Apogee Academy combines several approaches to education, the primary being an Acton school and the Socratic method. But what are those and what do they accomplish?
An Acton Academy
An Acton academy builds core skills in children through hands on learning, as well as real-world application. It focuses on strengthening critical thinking through discussion and a variety of products.
Apogee academy adopts many of the approaches that an Acton academy does, even in the language. At the Apogee Academy, the students are known as “heroes,” taking on the heroic journey of knowledge and finding one’s purpose. What would otherwise be known as the teachers are called the “guides,” who guide the children to the answers they seek, instead of preaching at them.
The guides also utilize Socratic method to help their heroes learn.
The Socratic Method
Stemming from Greek philosophy, the Socratic method is one in which the students—or heroes—engage in a dialogue that challenges their ideas, attitudes, and critical thinking. It encourages heroes to actively debate topics, think outside the box, and question what they know until they come to some conclusion. As opposed to being lectured at by a teacher, heroes actively seek the answers through their questioning, debating, and thinking.
The teachers—or guides—at Apogee help facility and mediate these conversations, therefore guiding the children to their own conclusions. The Socratic method teaches heroes not only the solutions to the questions they tackle, but also how to search for those solutions themselves. The children can then take these lessons and apply them to life.
Different Learning Styles for Different Children
Another method that Apogee follows is individualized learning. With only 30 heroes, the guides at Apogee have plenty of time and attention to dedicate to each child. The truth of the matter is that every child learns differently. We know this. Yet, public schools are just not equipped to handle this. No matter how much money we throw at the system, Tim believes it is impossible to accomplish individualized learning.

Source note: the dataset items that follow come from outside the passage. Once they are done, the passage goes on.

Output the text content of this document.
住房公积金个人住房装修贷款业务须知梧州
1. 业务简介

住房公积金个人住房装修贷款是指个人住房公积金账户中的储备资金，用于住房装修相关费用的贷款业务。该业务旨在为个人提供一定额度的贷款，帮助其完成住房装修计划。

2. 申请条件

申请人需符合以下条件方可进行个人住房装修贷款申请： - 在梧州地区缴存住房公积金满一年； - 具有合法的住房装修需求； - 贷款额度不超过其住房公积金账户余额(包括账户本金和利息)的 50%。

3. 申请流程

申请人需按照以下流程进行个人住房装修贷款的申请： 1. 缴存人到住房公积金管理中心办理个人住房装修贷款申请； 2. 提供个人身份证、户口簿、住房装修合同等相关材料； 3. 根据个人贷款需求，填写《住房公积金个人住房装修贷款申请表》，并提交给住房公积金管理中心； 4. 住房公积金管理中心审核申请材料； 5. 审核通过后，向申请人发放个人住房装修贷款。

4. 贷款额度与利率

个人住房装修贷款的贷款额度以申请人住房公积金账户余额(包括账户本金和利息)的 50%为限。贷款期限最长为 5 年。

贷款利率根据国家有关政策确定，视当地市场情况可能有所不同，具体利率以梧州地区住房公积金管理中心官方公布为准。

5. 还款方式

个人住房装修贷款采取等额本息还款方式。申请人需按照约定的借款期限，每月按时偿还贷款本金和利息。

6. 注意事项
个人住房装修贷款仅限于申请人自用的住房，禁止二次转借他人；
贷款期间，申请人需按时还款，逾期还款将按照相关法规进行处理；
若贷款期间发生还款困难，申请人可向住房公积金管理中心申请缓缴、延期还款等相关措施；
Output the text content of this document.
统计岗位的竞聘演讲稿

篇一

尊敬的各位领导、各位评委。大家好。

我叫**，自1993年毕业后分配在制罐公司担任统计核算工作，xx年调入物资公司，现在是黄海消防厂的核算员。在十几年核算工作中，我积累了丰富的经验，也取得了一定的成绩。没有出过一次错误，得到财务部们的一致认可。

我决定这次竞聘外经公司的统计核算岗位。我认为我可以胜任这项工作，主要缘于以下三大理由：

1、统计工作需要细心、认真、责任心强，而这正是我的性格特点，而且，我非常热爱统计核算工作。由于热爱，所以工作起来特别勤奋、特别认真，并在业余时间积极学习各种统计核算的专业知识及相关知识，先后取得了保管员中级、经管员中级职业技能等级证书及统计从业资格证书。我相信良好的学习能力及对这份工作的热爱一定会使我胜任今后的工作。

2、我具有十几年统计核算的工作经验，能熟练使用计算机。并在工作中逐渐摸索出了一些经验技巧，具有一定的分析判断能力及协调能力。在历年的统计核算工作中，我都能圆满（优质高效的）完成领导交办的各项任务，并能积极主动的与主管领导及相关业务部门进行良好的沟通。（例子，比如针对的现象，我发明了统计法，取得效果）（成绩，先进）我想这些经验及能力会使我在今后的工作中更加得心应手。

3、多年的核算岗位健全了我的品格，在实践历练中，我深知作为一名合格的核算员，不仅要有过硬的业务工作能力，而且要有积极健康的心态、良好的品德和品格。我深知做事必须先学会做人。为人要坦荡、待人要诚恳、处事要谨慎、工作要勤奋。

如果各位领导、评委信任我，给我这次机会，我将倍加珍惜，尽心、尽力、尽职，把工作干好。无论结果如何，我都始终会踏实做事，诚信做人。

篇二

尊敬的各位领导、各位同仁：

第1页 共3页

Tim recounts it in his own family. His youngest is a spitfire kid, with an enthusiastic and energetic view on life. His young son is quiet, well-read and curious, just like his mother. Tim’s older daughters have an even different approach to learning.
Whatever the case, you’ve probably seen it in your own children or the children around you. From food preferences, to style, to personality, each child is unique. Why should their education be any different?
When Tim first opened the school, he received applications from over one thousand families. He only accepted about thirty. So, what did he look for in his heroes?
He looked at both the children and the families. His criteria? Everyone has to be on board. Both or the singular parent—and especially the child—have to want to take this leap of faith.
As much as Tim loves Apogee, he recognizes it’s not for everyone. If you’re someone who wants your child to learn in a traditional manner, then Apogee may not be the right fit. However, if you’re someone who wants your child to have a holistic approach to learning and feel that the public school system is not providing that, then Apogee may be for you.
Similarly, your child must be on board. Even though they may not fully understand the difference between Apogee and traditional school, they must be open to a new experience. Tim iterates that if the parents are willing participants, and the child is not, then it won’t work out. At the end of the day, Tim believes that Apogee’s approach should never be forced on anyone.
Those that are meant to follow this path, will do so.